Göremedi insan; japon balıklarına verilmiş donuklukla bakan gözlerin arkasındaki boşluğu, bilemedi en güzelin en tehlikeli olduğunu, güzelliğinden etkileyerek yanına çeken zakkumun ölümcül olduğunu, ve anlam veremedi deniz kestanelerinin niye güzelim kabuklarını onca çirkin dikenle kapladıklarına.
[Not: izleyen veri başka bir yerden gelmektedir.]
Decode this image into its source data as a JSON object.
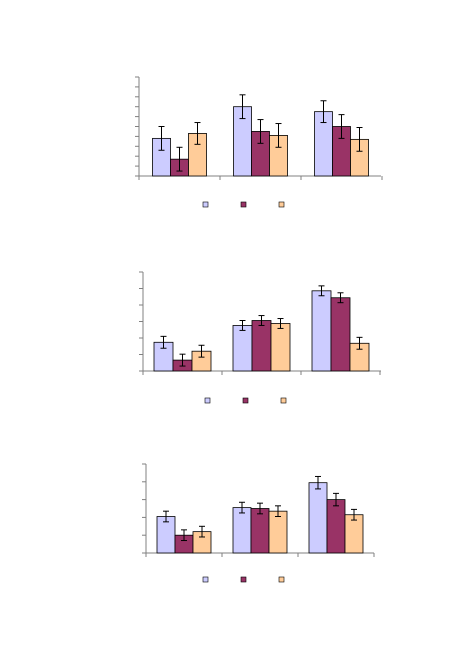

Arılar sayesinde altıgenin en güçlü şekil olduğunu bulan insan, anlayamadı arıların yardımlaşmasını. Kuşlarla aerodinamiği çözmesine rağmen, salağı oynadı, uçmak için alan tanınması gerektiğini görünce... Gelişebilirim diye düşündü ama insan; uçabilirim, kuş olabilirim. Düşünmedi özgür olabilirim diye, kısıtladı kendini, kendine gökyüzünde bir kafes yaptı.
Zekasıyla ayrılır evet insan hayvandan, ama asıl ayıran onları taklit yeteneğidir. Balina uçmaya çalışmaz, kuş denizin derinliklerini keşfetmeye çalışmaz. İnsan uçmaya da çalışır, dalmaya da. Ne beklediğimizi bizimde tam bilmediğimiz bu hayatta doğanın ritmiyle kalbimizin ritmi ayrıldığı anda insan bu yaşamdan sadece bir taklitçi rolü kapabildi.